Does anyone have any experience with the company Preferred Contractors Insurance Co for general liability insurance? I recently got incorporated as a general contractor, and have received several quotes for general liability insurance. PCIC is by far the lowest priced quote I've received. They have a B- rating, which I know is not great. I've been in commercial construction for over 15 years, and still am, just starting this new business with a partner to do residential remodeling (basements, kitchens, baths, etc.). The quotes I've received from higher rated insurance companies (A to A++) are significantly more expensive, most are over double the cost compared to the quote I received from PCIC. We will be the GC, but will not self perform much of the work, we will design, subcontract and manage the work. This makes the rates higher compared to self performing contractors such as carpentry contractors, as the insurance company is taking on more of a risk for a GC. In commercial construction, the rating is very important and you need to have an A+ rated insurance company for many public projects. I'm not sure how important the insurance company rating is though for residential. We're in Illinois, and most of the local city building departments in our area don't even require a copy of the GC's insurance for the permit process. Obviously it's better to have a higher rated insurance company, but not sure if it's worth paying double the cost for that rating. Does anyone use PCIC, and if so do you like their service? Specifically wondering if anyone has them and has had to make a claim how were they to deal with? Any feedback is appreciated. Thanks.


----------



## Greendey+25 (May 6, 2021)

psbuilt said:


> Does anyone have any experience with the company Preferred Contractors Insurance Co for general liability insurance? I recently got incorporated as a general contractor, and have received several quotes for general liability insurance. PCIC is by far the lowest priced quote I've received. They have a B- rating, which I know is not great.
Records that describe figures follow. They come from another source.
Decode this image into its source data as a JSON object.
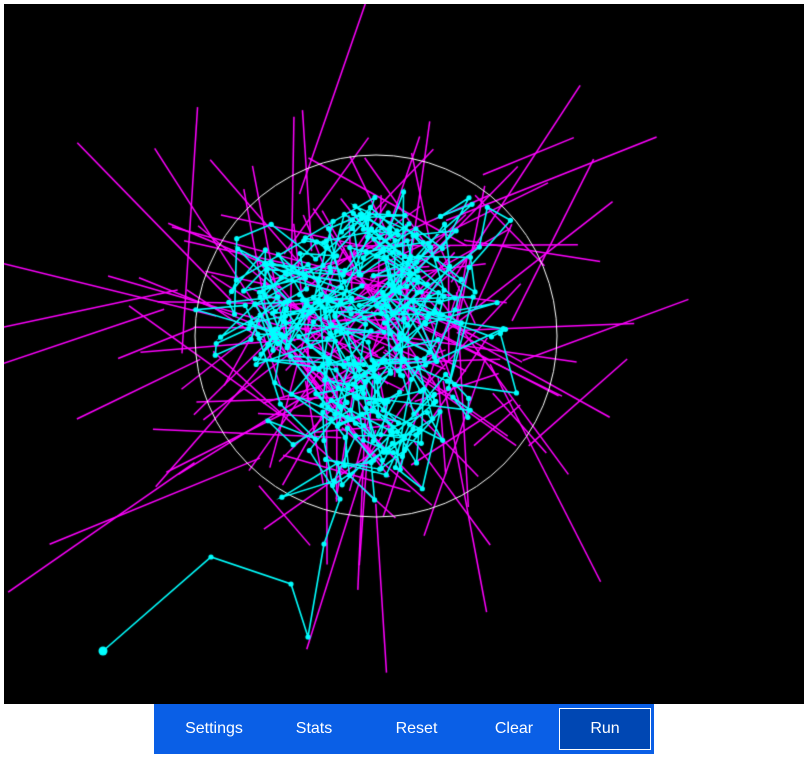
{
  "toolbar": {
    "buttons": [
      {
        "label": "Settings"
      },
      {
        "label": "Stats"
      },
      {
        "label": "Reset"
      },
      {
        "label": "Clear"
      },
      {
        "label": "Run",
        "active": true
      }
    ]
  },
  "colors": {
    "background": "#000000",
    "walk_path": "#00ffff",
    "rays": "#ff00ff",
    "boundary_circle": "#ffffff",
    "toolbar": "#0a5fe6",
    "run_active": "#0047b3"
  },
  "icons": {
    "walker": "cyan-dot"
  }
}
I've been in commercial construction for over 15 years, and still am, just starting this new business with a partner to do residential remodeling (basements, kitchens, baths, etc.). The quotes I've received from higher rated insurance companies (A to A++) are significantly more expensive, most are over double the cost compared to the quote I received from PCIC. We will be the GC, but will not self perform much of the work, we will design, subcontract and manage the work. This makes the rates higher compared to self performing contractors such as carpentry contractors, as the insurance company is taking on more of a risk for a GC. In commercial construction, the rating is very important and you need to have an A+ rated insurance company for many public projects. I'm not sure how important the insurance company rating is though for residential. We're in Illinois, and most of the local city building departments in our area don't even require a copy of the GC's insurance for the permit process. Obviously it's better to have a higher rated insurance company, but not sure if it's worth paying double the cost for that rating. Does anyone use PCIC, and if so do you like their service? Specifically wondering if anyone has them and has had to make a claim how were they to deal with? Any feedback is appreciated. Thanks.


They’re cheep because it’s not insurance, it’s a risk retention group. Find a real broker who can explain it. you get what you pay for.


----------



## We Fix Houses (Aug 15, 2007)

Right...! A broker, not a captive agent.


----------